This question explores what happens when political candidates care not only about winning

This question explores what happens when political candidates care not only about winning
but also about the policies they espouse.
The U.S. Congress is up for grabs in the next election. Bipartisanship has again broken
down, and the parties are very polarized. The more liberal faction of the Democratic Party
now dominates that party and a more conservation faction dominates the Republican Party.
As the election approaches, these parties are trying to stake out positions that reflect their
own policy preferences and will attract enough voters to win. To simplify matters, suppose
the parties have to choose a position along a left-right spectrum and can adopt one of the
following positions: Liberal (L), Liberal leaning centrist (LC), Middle of the Road (M),
Conservative Centrist, (CC), Conservative (C). These positions are represented on a line
from 0 to 100 where the L is at the most left position (0), then comes LC (25), then M (50),
then CC (75) and finally C (100).
Since the voters ideal points are evenly distributed along the political spectrum, the party
whose position is closer to the middle of the road (M) wins. If, for example, the Republicans,
R, choose a position of CC and the Democrats, D, announces, L, then R would win because
CC is closer to M. If the parties run on platforms that are equally distant from M, each party
is equally likely to win. Finally, each party chooses its platform secretly.
As noted above, R and D care about policies as well as winning. Ds payoffs are: 5 for winning
with L; 4 for winning with LC; 3 for winning with M; 2 for winning with CC; 1 for winning
with C; -1 for losing with L; -2 for losing with LC; -3 for losing with M; -4 for losing with
CC; and 5 for losing with C.
Rs payoffs are the opposite: 5 for winning with C; 4 for winning with CC; 3 for winning with
M; 2 for winning with LC; 1 for winning with L; -1 for losing with C; -2 for losing with CC;
-3 for losing with M; -4 for losing with LC; and 5 for losing with L.
1. Suppose R adopts position C and D chooses LC. What are their payoffs?

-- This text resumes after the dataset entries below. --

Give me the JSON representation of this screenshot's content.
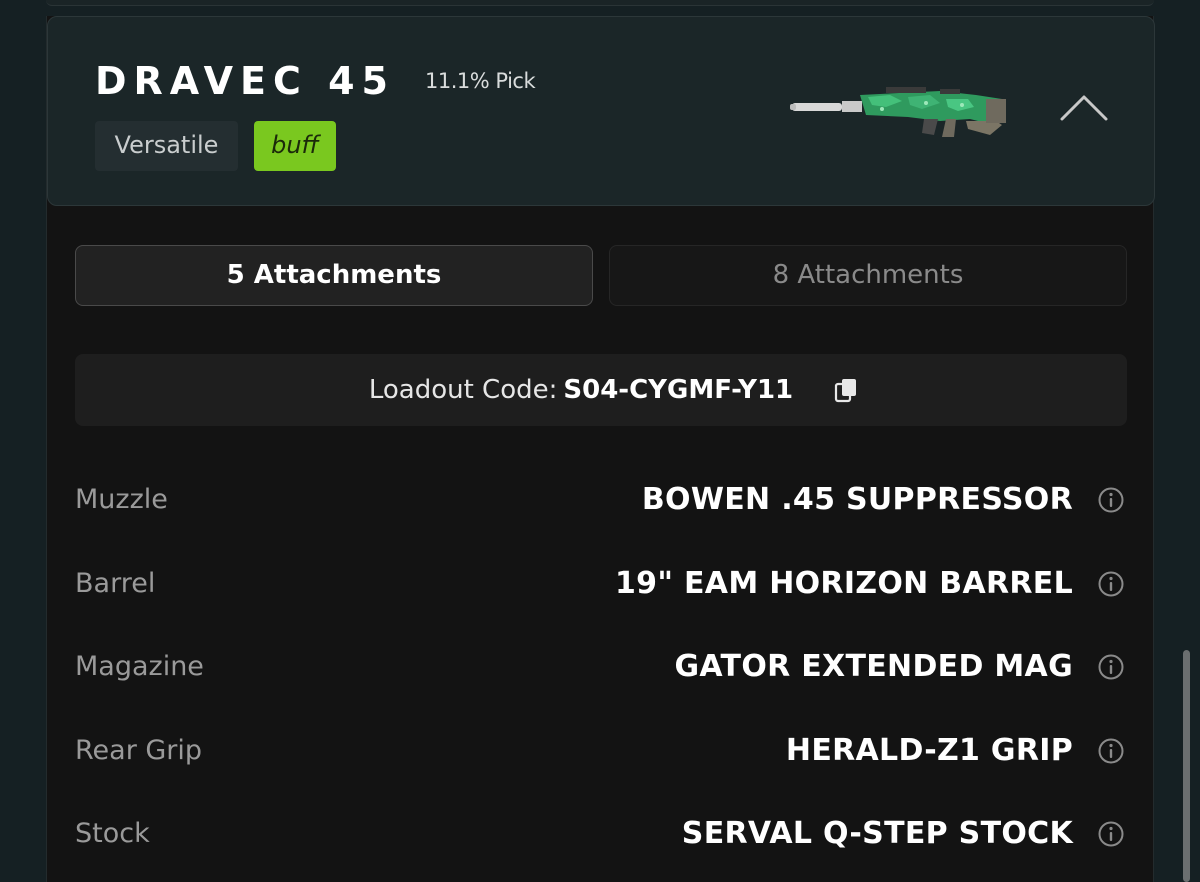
{
  "weapon": {
    "name": "DRAVEC 45",
    "pick_rate": "11.1% Pick",
    "tags": [
      "Versatile",
      "buff"
    ]
  },
  "tabs": [
    {
      "label": "5 Attachments",
      "active": true
    },
    {
      "label": "8 Attachments",
      "active": false
    }
  ],
  "loadout": {
    "label": "Loadout Code:",
    "code": "S04-CYGMF-Y11"
  },
  "attachments": [
    {
      "slot": "Muzzle",
      "name": "BOWEN .45 SUPPRESSOR"
    },
    {
      "slot": "Barrel",
      "name": "19\" EAM HORIZON BARREL"
    },
    {
      "slot": "Magazine",
      "name": "GATOR EXTENDED MAG"
    },
    {
      "slot": "Rear Grip",
      "name": "HERALD-Z1 GRIP"
    },
    {
      "slot": "Stock",
      "name": "SERVAL Q-STEP STOCK"
    }
  ],
  "colors": {
    "buff_tag": "#7ac81f",
    "header_bg": "#1b2628",
    "page_bg": "#152023",
    "card_bg": "#131313"
  },
  "icons": {
    "collapse": "chevron-up-icon",
    "copy": "copy-icon",
    "info": "info-icon"
  }
}
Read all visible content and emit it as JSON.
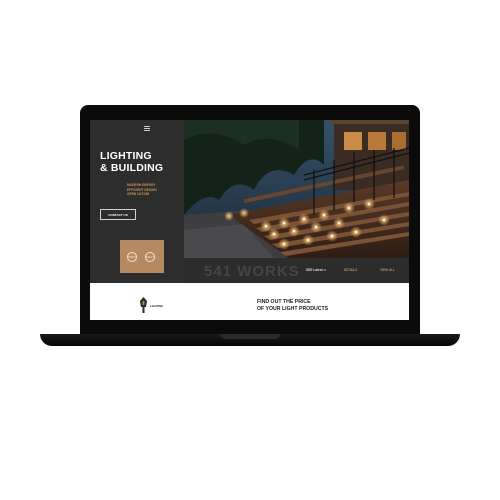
{
  "hero": {
    "title_line1": "LIGHTING",
    "title_line2": "& BUILDING",
    "subtitle_lines": [
      "MODERN ENERGY",
      "EFFICIENT DESIGN",
      "OPEN 24/7/365"
    ],
    "contact_label": "CONTACT US"
  },
  "slider": {
    "prev_label": "PREV",
    "next_label": "NEXT"
  },
  "works_bar": {
    "heading": "541 WORKS",
    "link1": "SEE Latest ⊃",
    "link2": "DETAILS",
    "link3": "VIEW ALL"
  },
  "cta": {
    "line1": "FIND OUT THE PRICE",
    "line2": "OF YOUR LIGHT PRODUCTS"
  },
  "logo": {
    "text": "LIGHTING"
  },
  "colors": {
    "accent": "#b58a62",
    "panel": "#2d2d2d",
    "laptop": "#0b0b0b"
  }
}
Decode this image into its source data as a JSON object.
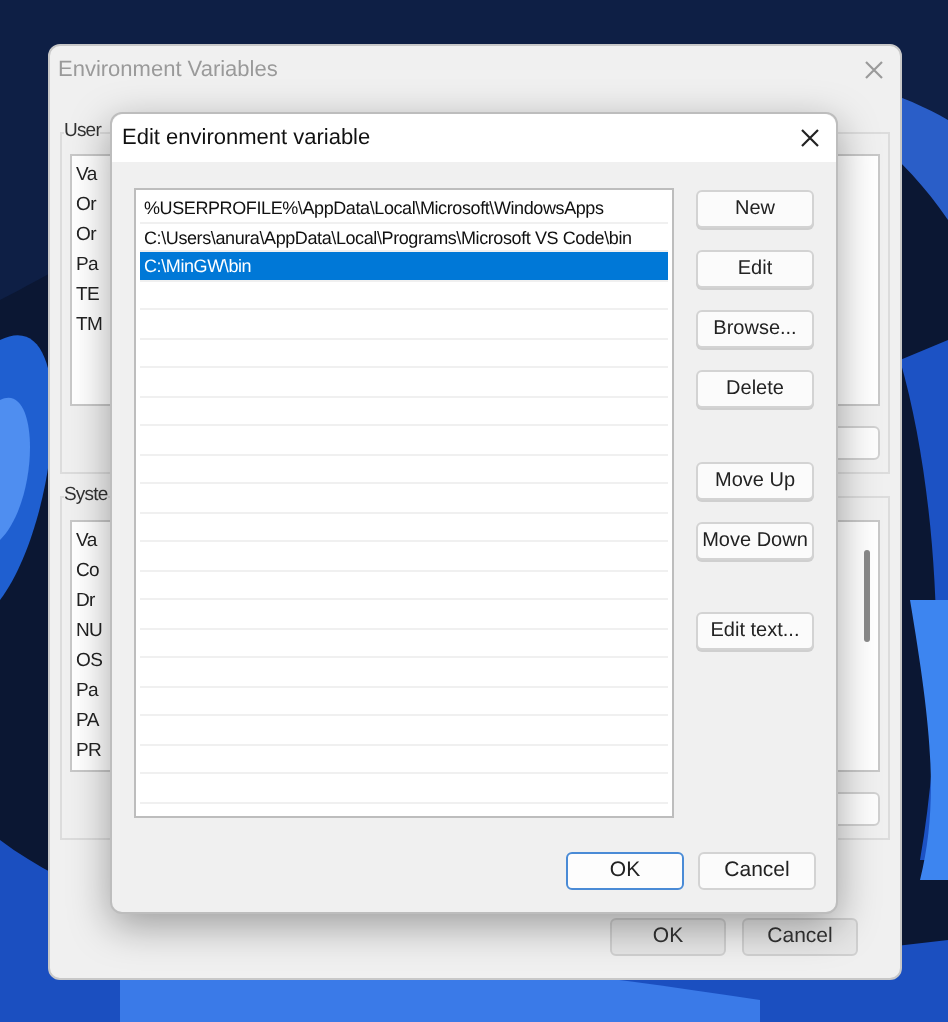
{
  "back_window": {
    "title": "Environment Variables",
    "user_group": {
      "label": "User",
      "rows": [
        "Va",
        "Or",
        "Or",
        "Pa",
        "TE",
        "TM"
      ]
    },
    "system_group": {
      "label": "Syste",
      "rows": [
        "Va",
        "Co",
        "Dr",
        "NU",
        "OS",
        "Pa",
        "PA",
        "PR"
      ]
    },
    "buttons": [
      {
        "label": "OK"
      },
      {
        "label": "Cancel"
      }
    ]
  },
  "dialog": {
    "title": "Edit environment variable",
    "entries": [
      {
        "text": "%USERPROFILE%\\AppData\\Local\\Microsoft\\WindowsApps",
        "selected": false
      },
      {
        "text": "C:\\Users\\anura\\AppData\\Local\\Programs\\Microsoft VS Code\\bin",
        "selected": false
      },
      {
        "text": "C:\\MinGW\\bin",
        "selected": true
      }
    ],
    "side_buttons": [
      [
        "New",
        "Edit",
        "Browse...",
        "Delete"
      ],
      [
        "Move Up",
        "Move Down"
      ],
      [
        "Edit text..."
      ]
    ],
    "footer_buttons": [
      {
        "label": "OK",
        "default": true
      },
      {
        "label": "Cancel",
        "default": false
      }
    ]
  }
}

2. Suppose R adopts C and D chooses the more extreme position L. What are the parties
payoffs?
3. Specify the strategic form of this game (write down the table)
4. Solve the game by iterated deletion of dominated strategies. Be sure to indicate the
order of deletion, what dominates what, and whether this is strict or weak dominance.
5. What is/are the pure strategy Nash equilibria of this game?
6. Finally, suppose that there are three parties instead of two. Call the third party S
(for spoiler) and assume that S has the same preferences that D does. Consider the
three-player game in which each player selects his position secretly; each voter votes for
the party whose position is closest to her ideal point; and the party that receives the
most votes wins. If each candidate chooses M, is this a Nash equilibrium of the game?
Explain why or why not.